Anyone had this site start scraping theirs?
It's seems like a bit of an issue, scraping, linking to and taking content.
I have most of my site now linked via updowner.com
Surely google should know about this and deindex the site. I did a quick search and it comes up in the search.
Anyone have any advice on how to block bots that I don't want coming in via robots or htaccess
I don't have vast knowledge of scraping but I have looked into it. If you have RSS feeds set up, then it's very easy for scrapers to automate your content onto theirs through these feeds. There are also specialist programs set up to scrape information (outside of RSS feeds). I'm not aware of any ways to block these apart from disable the RSS.
What I have seen is that most websites that form content from scraping others, are usually very poor quality and heavily focused on advertising.
For SEO purposes, Google only recognises the site where the original content came from, so don't worry if others are ripping content from your site. If your content is unique, then you really have nothing to worry about.

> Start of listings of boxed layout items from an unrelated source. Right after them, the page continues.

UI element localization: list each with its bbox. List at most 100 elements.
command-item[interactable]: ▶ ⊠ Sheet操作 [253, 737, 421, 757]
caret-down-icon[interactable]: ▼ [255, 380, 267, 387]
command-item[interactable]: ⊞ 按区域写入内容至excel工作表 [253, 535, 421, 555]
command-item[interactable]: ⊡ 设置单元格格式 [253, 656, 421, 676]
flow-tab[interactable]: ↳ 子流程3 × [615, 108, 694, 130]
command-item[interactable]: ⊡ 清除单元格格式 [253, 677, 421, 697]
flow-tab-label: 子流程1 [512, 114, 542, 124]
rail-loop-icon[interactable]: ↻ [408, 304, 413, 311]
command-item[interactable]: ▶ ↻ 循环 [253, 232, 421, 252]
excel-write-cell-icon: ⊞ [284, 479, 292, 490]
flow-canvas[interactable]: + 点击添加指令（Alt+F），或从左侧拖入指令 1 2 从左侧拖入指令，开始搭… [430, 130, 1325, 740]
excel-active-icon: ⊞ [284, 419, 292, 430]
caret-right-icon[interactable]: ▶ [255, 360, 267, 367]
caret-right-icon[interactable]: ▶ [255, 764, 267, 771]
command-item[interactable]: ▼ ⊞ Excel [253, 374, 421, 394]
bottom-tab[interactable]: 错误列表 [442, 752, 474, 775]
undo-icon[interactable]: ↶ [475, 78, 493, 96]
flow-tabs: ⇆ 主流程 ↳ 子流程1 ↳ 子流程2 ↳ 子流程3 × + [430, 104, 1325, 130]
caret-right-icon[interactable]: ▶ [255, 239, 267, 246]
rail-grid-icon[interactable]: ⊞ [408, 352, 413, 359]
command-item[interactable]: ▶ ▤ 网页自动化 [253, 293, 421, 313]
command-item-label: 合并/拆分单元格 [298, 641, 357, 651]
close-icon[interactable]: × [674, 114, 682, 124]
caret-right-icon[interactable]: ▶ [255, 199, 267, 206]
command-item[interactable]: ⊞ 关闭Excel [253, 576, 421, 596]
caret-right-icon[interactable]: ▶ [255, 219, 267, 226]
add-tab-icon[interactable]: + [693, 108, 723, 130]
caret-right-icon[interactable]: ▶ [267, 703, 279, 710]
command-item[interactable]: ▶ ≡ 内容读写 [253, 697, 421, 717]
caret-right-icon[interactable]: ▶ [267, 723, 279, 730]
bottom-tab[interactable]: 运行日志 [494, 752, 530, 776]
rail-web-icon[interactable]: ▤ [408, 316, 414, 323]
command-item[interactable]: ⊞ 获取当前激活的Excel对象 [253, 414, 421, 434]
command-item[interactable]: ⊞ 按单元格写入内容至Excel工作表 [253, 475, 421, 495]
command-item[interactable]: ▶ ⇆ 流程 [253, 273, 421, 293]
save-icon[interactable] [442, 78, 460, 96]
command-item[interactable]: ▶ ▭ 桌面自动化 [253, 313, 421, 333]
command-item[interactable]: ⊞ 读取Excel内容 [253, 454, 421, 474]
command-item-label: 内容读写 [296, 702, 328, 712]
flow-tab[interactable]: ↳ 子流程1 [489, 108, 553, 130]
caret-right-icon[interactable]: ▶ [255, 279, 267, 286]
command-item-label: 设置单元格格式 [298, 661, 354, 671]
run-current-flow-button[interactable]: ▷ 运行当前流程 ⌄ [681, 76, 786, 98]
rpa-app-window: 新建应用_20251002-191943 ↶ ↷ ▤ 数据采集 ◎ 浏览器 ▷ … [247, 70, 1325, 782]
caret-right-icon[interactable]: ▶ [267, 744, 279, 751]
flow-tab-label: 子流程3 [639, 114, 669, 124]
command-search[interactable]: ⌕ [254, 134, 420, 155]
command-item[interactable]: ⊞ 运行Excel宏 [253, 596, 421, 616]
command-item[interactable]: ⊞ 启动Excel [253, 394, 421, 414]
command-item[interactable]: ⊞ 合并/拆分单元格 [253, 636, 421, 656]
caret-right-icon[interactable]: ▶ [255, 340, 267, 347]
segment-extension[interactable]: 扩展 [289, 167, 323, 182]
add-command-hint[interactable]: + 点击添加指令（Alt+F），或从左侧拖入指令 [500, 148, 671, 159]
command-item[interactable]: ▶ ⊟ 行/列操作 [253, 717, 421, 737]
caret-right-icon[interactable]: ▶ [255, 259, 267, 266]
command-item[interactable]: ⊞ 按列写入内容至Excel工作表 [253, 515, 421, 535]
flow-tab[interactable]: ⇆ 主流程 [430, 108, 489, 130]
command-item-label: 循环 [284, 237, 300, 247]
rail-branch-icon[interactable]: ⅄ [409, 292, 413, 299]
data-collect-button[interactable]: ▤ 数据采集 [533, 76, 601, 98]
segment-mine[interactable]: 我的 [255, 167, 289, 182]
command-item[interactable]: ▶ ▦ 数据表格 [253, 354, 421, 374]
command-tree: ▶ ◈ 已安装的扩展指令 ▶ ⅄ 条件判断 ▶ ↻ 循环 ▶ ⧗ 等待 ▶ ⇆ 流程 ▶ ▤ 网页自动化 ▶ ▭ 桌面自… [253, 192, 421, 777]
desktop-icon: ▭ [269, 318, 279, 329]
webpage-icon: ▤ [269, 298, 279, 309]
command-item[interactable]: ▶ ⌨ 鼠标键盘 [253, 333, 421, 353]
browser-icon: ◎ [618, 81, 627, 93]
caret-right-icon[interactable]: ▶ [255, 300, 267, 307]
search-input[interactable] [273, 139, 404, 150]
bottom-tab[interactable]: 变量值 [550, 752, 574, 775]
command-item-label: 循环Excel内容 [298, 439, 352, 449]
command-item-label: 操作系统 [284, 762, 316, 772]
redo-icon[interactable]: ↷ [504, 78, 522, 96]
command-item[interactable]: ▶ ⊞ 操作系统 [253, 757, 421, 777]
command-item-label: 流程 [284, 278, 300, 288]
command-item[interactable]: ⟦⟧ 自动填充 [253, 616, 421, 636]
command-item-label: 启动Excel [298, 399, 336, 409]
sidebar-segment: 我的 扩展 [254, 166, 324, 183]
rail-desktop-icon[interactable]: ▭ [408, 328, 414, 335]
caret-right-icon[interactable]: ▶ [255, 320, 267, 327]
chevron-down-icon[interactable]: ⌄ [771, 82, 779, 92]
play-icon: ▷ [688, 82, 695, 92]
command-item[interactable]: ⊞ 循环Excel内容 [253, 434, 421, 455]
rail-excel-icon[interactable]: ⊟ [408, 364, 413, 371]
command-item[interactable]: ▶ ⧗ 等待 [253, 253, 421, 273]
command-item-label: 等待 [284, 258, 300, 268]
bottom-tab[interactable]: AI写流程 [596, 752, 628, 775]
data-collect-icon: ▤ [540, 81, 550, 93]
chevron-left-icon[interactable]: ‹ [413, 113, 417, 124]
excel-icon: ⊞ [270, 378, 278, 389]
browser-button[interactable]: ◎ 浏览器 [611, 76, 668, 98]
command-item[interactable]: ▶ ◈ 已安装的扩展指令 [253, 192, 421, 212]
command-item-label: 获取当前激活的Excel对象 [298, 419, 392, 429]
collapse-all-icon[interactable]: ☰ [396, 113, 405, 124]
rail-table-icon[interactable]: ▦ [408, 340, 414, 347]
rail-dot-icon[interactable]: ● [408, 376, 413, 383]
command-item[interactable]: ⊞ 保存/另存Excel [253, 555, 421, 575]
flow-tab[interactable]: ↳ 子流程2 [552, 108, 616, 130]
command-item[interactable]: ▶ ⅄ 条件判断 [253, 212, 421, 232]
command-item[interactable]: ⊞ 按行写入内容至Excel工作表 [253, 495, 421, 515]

Make sure that pages where information may be scrapped have reference back to you site. That way it's free advertising and extended PR. See scraping as a pat on the back for you - i.e. for providing great content that others want to promote.
robots.txt is useless for blocking unwanted bots, as bots don't have to obey it and badbots are the least likely to take any notice of it. If you know the user-agent string or IP address for the particular bot, you can block it via .htaccess.
I think I will set up one of those bot traps.
1 other question in, what size / line length should .htaccess file be kept to to ensure speed.